Ayrıca, iş sözleşmesinin sona ermesinin ardından işveren ve işçi arasındaki ilişkilerle ilgili hukuki konular da vardır. Bu, “kalıcı etki” olarak adlandırılan bir kavramdır. Bu, iş sözleşmesinin geçerlilik süresinin dolması gibi nedenlerle resmi olarak geçersiz kılınmasının ardından bile, sözleşmede belirlenen iş koşullarının, bireysel iş sözleşmelerinin içeriği olarak, fiilen etkili olmaya devam ettiği fikridir. Sözleşmenin geçersiz kılınması, iş koşullarının hemen sözleşme yapılmadan önceki duruma dönmesine veya yasal minimum standartlara kadar düşürülmesine neden olmaz. Sözleşmeyle oluşturulan iş koşulları, yeni bir iş sözleşmesi yapılmadıkça veya yasal olarak geçerli bir işlemle (örneğin, işyeri kurallarının makul bir şekilde dezavantajlı değiştirilmesi gibi) değiştirilmedikçe, bireysel iş sözleşmelerinin içeriği olarak devam eder. Kalıcı etkinin varlığı, işverenin iş sözleşmesini sona erdirmiş olsa bile, bu durumun iş koşullarını hemen tek taraflı olarak düşürmesine izin vermediği anlamına gelir ve işletme kararları alınırken tam olarak farkında olunması gereken önemli bir hukuki sınırlamadır.
Özet
Bu makalede ayrıntılı olarak açıkladığımız üzere, iş sözleşmeleri Japon iş hukuku sistemi içinde özel bir yere sahip olup, son derece güçlü hukuki belgelerdir. Bunların etkisi, işverenler tarafından belirlenen iş kuralları ve bireysel çalışanlarla yapılan iş sözleşmelerine üstün gelir ve çalışma koşullarını doğrudan düzenler. Yöneticiler ve hukuk departmanı yetkilileri, iş sözleşmelerinin katı bir yazılı form ve imza/mühür basma gibi şartları gerektirdiğini anlamalı ve düşünülmeden yapılan sözlü anlaşmaların istenmeyen hukuki bağlayıcılık riskini ortaya çıkarabileceğini göz önünde bulundurmalıdır. Ayrıca, var olan sözleşmelerin, bireysel çalışanların hak ve yükümlülüklerini şekillendiren ‘normatif etki’ ve işçi sendikaları ile yapılan organizasyonlar arası vaatler olan ‘borç etkisi’ olmak üzere iki farklı yönünü ayırt etmeli ve her birinden kaynaklanan farklı hukuki riskleri yönetmelidir. Üstelik, sendika üyeleri iş yerinin dörtte üçünden fazlasını oluşturduğunda, sözleşmenin etkisinin sendika üyesi olmayanlara da uzandığı ‘genel bağlayıcılık’ adında bir sistem bulunmaktadır; ancak dezavantajlı değişiklikler söz konusu olduğunda, mahkemelerin makuliyet denetimine tabi tutulabileceğini unutmamak gerekir. Ve sözleşmeyi sonlandırırken, tek taraflı feshin haksız iş uygulaması olarak görülebileceği riskini ve sözleşmenin sona ermesinden sonra bile çalışma koşullarının devam ettiği ‘sonrasal etki’ adında bir hukuk ilkesinin bulunduğunu göz önünde bulundurarak, dikkatli prosedürler izlenmelidir. İş sözleşmeleri, iş ilişkilerinin istikrarına katkıda bulunurken, bir kez yapıldığında şirketlerin yönetim kararlarına uzun vadeli ve önemli etkilerde bulunabilir.

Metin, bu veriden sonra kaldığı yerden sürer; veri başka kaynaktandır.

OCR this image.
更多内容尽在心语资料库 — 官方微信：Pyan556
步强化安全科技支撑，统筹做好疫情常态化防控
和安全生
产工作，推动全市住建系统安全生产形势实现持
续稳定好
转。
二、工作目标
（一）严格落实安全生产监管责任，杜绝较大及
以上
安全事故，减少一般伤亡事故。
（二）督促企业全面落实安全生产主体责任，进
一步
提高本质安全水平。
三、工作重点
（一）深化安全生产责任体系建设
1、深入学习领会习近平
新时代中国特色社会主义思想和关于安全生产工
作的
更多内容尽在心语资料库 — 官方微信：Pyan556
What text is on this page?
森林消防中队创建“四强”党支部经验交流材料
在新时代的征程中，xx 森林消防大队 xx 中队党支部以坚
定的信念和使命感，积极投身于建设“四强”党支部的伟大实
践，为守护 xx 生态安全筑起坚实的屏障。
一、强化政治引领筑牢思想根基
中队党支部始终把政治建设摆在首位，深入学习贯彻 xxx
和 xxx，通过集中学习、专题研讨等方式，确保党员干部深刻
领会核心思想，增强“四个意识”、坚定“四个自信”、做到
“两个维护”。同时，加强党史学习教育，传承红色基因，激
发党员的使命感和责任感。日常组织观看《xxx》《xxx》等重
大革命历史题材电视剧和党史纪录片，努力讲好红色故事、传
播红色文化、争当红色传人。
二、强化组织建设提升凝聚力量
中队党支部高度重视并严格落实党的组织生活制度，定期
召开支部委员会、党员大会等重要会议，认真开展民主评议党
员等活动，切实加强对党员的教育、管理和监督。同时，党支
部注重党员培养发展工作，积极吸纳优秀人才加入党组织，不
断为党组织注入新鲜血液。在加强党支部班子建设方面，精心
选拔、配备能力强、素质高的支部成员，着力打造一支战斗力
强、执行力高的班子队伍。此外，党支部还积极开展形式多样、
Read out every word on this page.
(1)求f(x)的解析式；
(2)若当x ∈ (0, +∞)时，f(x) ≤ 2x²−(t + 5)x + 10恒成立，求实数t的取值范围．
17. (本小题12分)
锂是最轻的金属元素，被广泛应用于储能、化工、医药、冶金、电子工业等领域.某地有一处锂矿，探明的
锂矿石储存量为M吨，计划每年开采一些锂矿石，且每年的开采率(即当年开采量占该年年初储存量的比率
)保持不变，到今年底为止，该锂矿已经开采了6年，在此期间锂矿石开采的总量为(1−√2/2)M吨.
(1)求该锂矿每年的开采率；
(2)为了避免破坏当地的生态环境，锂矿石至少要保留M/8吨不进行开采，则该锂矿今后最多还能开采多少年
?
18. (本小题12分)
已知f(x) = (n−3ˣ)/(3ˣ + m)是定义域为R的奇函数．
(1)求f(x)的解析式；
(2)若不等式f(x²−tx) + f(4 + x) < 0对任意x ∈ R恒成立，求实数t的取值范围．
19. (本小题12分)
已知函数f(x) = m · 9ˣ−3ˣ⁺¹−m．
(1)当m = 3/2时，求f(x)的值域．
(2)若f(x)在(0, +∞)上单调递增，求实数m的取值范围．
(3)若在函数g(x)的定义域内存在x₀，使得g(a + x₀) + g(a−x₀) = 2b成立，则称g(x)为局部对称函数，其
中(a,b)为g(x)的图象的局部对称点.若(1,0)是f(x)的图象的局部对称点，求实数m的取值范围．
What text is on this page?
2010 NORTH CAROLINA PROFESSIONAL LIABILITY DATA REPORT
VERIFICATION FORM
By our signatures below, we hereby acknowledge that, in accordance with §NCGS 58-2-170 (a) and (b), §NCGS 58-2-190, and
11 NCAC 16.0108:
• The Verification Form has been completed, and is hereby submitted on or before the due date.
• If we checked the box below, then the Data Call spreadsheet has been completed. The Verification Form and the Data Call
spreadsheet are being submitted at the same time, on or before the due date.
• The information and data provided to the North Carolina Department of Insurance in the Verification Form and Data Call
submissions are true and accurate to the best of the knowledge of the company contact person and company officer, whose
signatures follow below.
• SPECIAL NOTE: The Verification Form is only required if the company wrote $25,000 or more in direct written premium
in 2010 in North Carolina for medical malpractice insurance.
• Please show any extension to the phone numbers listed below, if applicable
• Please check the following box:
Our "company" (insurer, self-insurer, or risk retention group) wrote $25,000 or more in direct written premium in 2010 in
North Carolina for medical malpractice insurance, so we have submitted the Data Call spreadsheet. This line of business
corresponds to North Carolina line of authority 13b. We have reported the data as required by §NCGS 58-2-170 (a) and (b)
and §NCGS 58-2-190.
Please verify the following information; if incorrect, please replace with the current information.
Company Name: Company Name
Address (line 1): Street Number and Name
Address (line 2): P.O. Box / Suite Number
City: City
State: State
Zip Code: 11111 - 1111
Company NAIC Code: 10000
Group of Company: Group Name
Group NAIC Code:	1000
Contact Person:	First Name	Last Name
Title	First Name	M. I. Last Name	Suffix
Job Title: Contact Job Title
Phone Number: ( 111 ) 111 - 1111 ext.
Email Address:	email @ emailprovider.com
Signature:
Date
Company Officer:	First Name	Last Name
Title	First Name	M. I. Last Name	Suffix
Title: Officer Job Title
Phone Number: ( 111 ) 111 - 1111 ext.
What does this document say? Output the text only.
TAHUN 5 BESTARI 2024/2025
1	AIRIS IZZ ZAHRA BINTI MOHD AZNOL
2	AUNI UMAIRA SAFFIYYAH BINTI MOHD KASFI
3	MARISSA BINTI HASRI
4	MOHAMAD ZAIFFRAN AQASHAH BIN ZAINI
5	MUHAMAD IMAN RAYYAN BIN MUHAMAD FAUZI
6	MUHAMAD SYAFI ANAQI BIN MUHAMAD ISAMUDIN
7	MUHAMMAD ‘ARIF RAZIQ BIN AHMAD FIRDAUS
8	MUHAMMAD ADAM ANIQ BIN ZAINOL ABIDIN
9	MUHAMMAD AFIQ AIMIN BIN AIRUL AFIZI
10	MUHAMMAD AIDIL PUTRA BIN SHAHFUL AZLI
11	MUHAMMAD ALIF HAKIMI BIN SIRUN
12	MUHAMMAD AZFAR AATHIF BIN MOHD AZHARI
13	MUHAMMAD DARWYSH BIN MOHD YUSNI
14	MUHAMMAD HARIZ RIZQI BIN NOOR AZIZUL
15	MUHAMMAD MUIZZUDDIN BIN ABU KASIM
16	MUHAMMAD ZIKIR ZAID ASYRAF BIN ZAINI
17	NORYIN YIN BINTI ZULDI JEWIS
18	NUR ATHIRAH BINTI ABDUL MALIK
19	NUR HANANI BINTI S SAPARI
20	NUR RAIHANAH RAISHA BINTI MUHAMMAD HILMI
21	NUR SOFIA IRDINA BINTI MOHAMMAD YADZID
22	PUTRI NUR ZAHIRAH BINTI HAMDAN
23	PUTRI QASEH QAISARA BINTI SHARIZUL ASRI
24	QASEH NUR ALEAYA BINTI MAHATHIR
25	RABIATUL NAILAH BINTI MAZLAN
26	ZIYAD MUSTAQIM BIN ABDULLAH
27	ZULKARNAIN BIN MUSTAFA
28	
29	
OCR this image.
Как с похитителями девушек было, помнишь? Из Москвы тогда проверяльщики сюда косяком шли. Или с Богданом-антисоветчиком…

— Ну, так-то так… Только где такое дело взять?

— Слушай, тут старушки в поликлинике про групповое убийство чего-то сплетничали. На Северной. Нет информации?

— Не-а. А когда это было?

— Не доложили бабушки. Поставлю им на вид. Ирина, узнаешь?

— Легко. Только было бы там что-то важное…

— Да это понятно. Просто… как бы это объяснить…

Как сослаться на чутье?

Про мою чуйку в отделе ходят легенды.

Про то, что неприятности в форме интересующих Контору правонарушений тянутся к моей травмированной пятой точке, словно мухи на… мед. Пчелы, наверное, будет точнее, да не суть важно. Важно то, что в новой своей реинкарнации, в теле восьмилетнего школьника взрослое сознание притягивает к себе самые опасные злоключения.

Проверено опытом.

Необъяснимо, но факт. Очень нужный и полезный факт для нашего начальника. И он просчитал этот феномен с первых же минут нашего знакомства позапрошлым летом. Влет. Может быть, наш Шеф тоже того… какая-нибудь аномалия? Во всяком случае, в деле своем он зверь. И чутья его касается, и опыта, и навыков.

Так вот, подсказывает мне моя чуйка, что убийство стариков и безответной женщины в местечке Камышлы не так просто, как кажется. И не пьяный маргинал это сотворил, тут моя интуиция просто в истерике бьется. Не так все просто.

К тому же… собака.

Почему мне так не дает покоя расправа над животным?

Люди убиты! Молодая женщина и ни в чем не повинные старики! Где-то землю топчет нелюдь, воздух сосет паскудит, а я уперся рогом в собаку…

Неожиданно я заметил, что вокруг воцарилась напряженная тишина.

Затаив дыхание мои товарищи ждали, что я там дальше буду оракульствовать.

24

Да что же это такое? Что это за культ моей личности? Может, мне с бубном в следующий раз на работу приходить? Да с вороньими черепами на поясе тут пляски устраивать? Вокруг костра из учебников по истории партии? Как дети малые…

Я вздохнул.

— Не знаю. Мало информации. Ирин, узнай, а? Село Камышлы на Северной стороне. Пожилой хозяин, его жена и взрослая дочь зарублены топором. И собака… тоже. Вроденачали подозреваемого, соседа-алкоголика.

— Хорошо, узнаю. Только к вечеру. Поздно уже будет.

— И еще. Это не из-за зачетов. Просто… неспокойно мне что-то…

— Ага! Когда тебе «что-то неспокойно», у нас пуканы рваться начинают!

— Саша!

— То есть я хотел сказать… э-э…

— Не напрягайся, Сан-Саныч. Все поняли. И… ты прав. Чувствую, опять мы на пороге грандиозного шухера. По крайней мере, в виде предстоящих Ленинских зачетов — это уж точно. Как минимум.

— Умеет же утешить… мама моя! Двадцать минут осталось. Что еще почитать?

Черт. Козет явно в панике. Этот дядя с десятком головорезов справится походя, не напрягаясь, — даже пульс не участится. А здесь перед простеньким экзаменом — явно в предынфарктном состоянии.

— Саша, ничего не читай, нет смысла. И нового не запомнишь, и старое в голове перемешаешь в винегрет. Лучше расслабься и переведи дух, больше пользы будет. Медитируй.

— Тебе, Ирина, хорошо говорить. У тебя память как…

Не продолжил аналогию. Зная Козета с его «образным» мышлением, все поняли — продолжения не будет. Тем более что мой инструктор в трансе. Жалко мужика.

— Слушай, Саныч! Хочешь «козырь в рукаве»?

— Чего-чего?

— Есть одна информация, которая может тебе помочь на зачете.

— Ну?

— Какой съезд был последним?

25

Biz Monolit Hukuk Bürosu olarak, Japonya’daki birçok müşterimize, bu makalede açıklanan iş sözleşmeleriyle ilgili hukuki sorunlar konusunda geniş bir danışmanlık ve destek yelpazesi sunmuş bulunmaktayız. Büromuzda, çeşitli yabancı avukatlık niteliklerine sahip İngilizce konuşan avukatlar da dahil olmak üzere, uluslararası iş geliştirmeler yürüten şirketlerin Japon karmaşık iş hukuku düzenlemelerine stratejik bir bakış açısıyla destek olabiliriz. İş sözleşmelerinin yeni müzakereleri, mevcut sözleşmelerin gözden geçirilmesi veya işçi sendikalarıyla olan anlaşmazlıkların çözümü gibi her türlü durumda uzman hukuki hizmetler sunmaktayız.